The effect of the legislation would be to give to a person of the first class a right denied to one of the second class.

In order for one of the second class to obtain equality of opportunity, she (or he) must have, prior to the effective date of the act, obtained a modification of the decree so that the decree as modified would contain an express reservation of jurisdiction. But necessary grounds for modification might be lacking at that time as to some of the spouses falling within the second class, while others of such class might have good grounds for seeking a modification before the effective date of the act but after its enactment.

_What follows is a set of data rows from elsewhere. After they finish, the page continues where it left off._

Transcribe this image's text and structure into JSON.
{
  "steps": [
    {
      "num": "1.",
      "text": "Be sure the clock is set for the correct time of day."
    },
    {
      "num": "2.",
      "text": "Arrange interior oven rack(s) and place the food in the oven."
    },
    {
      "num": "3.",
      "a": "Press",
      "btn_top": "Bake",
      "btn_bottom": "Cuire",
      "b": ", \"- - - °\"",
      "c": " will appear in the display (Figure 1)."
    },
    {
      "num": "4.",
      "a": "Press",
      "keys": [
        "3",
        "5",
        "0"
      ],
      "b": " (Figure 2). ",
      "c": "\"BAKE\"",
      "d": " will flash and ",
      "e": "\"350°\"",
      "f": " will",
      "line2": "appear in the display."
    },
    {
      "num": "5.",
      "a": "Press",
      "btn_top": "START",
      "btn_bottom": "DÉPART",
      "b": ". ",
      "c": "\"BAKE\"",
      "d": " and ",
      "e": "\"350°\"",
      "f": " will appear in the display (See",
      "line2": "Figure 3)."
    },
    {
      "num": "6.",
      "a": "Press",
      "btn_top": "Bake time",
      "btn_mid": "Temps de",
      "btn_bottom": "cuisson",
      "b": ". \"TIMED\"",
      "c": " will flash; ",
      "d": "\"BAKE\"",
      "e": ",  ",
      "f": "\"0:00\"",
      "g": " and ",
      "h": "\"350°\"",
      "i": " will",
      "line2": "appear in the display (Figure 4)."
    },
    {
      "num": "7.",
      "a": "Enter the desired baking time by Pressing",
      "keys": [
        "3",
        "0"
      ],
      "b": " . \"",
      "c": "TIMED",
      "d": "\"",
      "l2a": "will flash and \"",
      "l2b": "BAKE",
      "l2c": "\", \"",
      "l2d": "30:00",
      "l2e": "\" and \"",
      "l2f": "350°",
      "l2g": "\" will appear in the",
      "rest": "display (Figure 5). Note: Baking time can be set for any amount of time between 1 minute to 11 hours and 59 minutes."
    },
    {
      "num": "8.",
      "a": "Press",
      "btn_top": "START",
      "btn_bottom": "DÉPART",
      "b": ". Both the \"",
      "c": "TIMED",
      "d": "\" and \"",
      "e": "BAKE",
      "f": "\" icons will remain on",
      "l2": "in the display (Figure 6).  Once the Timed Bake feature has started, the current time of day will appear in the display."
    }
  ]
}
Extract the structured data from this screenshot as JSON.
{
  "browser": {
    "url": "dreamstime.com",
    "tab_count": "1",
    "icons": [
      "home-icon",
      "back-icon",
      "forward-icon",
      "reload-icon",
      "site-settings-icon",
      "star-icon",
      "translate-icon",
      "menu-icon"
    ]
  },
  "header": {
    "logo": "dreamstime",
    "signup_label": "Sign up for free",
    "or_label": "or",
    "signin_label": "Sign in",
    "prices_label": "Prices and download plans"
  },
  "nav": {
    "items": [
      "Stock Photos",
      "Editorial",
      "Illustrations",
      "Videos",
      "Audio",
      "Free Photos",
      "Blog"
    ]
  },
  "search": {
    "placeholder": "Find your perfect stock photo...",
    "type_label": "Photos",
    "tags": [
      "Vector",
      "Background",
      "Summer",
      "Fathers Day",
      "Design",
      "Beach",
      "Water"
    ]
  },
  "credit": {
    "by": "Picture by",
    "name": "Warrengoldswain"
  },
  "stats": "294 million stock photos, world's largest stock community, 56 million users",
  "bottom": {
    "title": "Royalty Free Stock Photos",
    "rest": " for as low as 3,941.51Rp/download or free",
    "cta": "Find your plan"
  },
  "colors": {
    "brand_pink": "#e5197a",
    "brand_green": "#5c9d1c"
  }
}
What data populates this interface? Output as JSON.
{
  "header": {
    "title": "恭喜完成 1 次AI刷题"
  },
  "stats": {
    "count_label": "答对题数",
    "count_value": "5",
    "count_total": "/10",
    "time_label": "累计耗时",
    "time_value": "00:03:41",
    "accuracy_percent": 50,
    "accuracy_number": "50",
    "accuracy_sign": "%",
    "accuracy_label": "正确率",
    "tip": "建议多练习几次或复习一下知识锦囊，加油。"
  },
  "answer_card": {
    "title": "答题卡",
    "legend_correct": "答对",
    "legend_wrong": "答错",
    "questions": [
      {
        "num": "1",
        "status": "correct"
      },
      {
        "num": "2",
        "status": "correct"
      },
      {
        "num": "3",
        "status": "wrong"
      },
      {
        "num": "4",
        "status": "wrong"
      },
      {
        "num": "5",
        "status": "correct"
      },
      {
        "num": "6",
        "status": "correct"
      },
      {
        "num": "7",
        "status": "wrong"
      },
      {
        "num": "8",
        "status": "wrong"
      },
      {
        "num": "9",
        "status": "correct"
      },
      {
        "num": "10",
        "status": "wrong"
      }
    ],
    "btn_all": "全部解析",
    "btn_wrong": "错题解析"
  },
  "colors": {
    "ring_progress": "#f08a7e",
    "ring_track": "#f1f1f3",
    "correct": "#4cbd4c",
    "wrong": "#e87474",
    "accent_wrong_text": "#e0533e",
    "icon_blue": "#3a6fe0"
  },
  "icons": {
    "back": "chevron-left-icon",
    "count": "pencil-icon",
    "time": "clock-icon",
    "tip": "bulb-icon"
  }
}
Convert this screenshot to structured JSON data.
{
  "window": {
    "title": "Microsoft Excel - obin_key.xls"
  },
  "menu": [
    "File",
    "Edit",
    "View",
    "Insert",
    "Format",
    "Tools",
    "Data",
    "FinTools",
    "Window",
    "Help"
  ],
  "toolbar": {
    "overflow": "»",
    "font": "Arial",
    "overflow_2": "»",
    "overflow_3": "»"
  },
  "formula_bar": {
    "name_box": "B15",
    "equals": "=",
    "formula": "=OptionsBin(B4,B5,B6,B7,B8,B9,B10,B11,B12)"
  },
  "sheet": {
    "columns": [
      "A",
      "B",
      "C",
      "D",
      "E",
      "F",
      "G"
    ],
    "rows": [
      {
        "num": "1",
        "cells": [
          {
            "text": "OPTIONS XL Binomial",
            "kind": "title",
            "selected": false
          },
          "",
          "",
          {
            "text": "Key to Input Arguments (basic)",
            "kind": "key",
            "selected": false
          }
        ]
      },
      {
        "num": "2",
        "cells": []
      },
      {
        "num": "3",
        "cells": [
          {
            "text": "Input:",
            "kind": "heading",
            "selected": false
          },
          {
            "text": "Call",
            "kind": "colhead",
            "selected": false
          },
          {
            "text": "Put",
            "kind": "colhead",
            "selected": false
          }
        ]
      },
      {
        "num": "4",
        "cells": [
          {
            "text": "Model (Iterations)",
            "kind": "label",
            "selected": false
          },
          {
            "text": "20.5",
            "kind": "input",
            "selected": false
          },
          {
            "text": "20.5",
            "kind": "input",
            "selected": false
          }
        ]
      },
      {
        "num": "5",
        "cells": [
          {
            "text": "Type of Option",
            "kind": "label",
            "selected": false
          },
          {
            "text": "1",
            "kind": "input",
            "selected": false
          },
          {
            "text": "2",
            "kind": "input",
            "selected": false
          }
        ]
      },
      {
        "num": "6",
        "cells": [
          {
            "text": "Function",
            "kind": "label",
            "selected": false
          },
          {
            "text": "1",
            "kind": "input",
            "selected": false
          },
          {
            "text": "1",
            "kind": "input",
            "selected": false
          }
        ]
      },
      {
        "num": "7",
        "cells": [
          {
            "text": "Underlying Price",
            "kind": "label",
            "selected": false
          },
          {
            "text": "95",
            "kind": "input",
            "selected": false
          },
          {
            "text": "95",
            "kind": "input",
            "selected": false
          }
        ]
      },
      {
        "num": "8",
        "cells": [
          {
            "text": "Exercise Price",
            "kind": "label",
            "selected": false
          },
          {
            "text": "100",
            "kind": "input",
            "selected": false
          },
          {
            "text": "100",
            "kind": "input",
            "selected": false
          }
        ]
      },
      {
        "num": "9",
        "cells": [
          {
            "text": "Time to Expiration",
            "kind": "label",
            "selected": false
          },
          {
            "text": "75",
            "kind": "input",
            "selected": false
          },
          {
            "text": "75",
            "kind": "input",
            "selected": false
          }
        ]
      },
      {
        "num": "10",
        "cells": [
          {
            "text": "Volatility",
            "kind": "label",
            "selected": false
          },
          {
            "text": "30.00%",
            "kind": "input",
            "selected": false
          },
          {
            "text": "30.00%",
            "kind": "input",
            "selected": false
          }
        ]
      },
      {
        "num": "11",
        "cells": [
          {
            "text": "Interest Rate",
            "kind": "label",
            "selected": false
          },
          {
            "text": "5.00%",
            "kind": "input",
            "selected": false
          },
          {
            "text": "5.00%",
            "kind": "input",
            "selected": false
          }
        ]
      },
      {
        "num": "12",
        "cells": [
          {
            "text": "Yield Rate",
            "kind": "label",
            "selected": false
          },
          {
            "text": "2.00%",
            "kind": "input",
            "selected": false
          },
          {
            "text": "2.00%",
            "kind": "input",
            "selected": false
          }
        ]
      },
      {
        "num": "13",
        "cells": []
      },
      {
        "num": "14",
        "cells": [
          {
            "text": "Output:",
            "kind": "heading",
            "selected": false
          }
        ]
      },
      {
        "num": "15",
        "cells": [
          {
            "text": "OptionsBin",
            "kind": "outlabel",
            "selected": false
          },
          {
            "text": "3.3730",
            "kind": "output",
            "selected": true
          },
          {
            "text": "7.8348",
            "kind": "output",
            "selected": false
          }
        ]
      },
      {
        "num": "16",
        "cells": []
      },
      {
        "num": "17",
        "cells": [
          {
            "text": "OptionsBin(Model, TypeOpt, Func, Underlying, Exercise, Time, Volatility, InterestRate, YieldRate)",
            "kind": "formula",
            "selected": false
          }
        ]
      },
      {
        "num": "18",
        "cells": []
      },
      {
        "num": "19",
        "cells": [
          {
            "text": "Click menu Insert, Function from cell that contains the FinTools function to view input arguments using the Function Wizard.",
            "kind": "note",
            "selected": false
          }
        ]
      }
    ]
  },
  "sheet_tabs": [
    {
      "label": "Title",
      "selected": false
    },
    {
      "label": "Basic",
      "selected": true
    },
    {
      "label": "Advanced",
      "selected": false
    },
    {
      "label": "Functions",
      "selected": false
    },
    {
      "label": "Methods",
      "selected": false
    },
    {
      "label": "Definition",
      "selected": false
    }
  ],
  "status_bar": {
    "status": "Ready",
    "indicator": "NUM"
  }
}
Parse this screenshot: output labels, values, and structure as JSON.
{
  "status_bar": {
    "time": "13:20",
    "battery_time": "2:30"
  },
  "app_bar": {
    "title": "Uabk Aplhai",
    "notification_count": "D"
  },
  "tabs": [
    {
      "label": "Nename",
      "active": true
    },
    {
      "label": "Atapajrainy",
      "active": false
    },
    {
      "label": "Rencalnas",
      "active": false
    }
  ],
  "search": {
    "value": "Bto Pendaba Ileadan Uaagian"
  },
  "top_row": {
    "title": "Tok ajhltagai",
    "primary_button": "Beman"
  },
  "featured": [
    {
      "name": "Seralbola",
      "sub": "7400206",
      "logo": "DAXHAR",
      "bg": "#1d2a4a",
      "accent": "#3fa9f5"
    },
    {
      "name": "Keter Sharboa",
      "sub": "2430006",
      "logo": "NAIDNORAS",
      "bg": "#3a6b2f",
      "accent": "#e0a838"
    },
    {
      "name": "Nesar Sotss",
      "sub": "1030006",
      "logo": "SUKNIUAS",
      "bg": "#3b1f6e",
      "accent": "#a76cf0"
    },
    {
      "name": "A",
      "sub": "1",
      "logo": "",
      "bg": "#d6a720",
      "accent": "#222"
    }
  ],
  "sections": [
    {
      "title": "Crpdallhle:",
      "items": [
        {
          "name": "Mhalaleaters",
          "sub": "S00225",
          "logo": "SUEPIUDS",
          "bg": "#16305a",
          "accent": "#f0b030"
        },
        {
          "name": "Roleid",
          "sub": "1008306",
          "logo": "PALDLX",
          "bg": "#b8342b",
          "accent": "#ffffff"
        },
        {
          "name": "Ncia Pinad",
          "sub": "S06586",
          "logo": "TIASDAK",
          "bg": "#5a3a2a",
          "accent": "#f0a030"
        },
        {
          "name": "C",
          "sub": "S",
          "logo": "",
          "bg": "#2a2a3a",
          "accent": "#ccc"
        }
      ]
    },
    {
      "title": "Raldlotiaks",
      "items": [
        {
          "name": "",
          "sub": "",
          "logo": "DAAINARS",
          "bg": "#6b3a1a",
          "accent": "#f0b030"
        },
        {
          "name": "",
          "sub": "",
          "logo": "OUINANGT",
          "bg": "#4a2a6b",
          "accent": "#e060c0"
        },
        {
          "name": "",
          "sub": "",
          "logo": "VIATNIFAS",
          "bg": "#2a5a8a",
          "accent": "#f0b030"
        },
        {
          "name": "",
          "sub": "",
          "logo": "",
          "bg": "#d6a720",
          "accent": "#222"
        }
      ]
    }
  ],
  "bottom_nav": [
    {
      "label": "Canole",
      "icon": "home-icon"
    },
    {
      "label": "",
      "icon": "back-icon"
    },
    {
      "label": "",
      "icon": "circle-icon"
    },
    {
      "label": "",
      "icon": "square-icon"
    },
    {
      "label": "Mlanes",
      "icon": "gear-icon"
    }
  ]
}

In summary, we conclude that the uniform administration of justice requires that section 139.7 be held not to affect the implied jurisdiction to extend the period of an award of alimony (1) limited by an original decree entered before the effective date of the act; (2) where such extension be made or applied for before the expiration of the period to which the award was originally limited; (3) where in addition there has been no order of modification made after the effective date of the act limiting the duration of payments without making an express reservation of jurisdiction.

It is reasonable, however, that any order made after the effective date of section 139.7 that places a time limit for the payment of alimony, whenever the first order for payment of alimony may have been made, must include an express reservation of jurisdiction to modify the terms for payment of alimony or such jurisdiction terminates as of the date of making the order. We are not called upon to discuss whether jurisdiction to shorten a period theretofore fixed for payment of alimony, or to increase or decrease the allowance, are affected by the act if jurisdiction be not expressly reserved.

We are thus left with the sole question whether the order made on August 19, 1966 was an order that limited the duration of payments for support. That order in relevant part was as follows:

‘1. Defendant shall pay to plaintiff for her support and maintenance the sum of $400.00 per month beginning September 1, 1966.

‘* * *fen

‘IT IS NOTED that the question of whether this support and maintenance should continue beyond four years from the date of the Interlocutory Judgment of Divorce was not before the court; the modification ordered herein shall not affect that issue one way or the other.’

The trial court in the order appealed from did not in terms interpret the meaning and effect of the August 19, 1966 order. But it must in fact have interpreted that order when in the order appealed from the court stated:

‘Under the circumstances of this case, Civil Code Section 139.7 does not deprive the Court of jurisdiction to extend support and maintenance payments to be made by defendant to plaintiff.’

That interpretation was a reasonable one. The order of August 19, 1966 did not limit the duration of the period for payment of support.

The order appealed from is affirmed.

WHELAN, Associate Justice.

GERALD BROWN, P.J., and COUGHLIN, J., concur.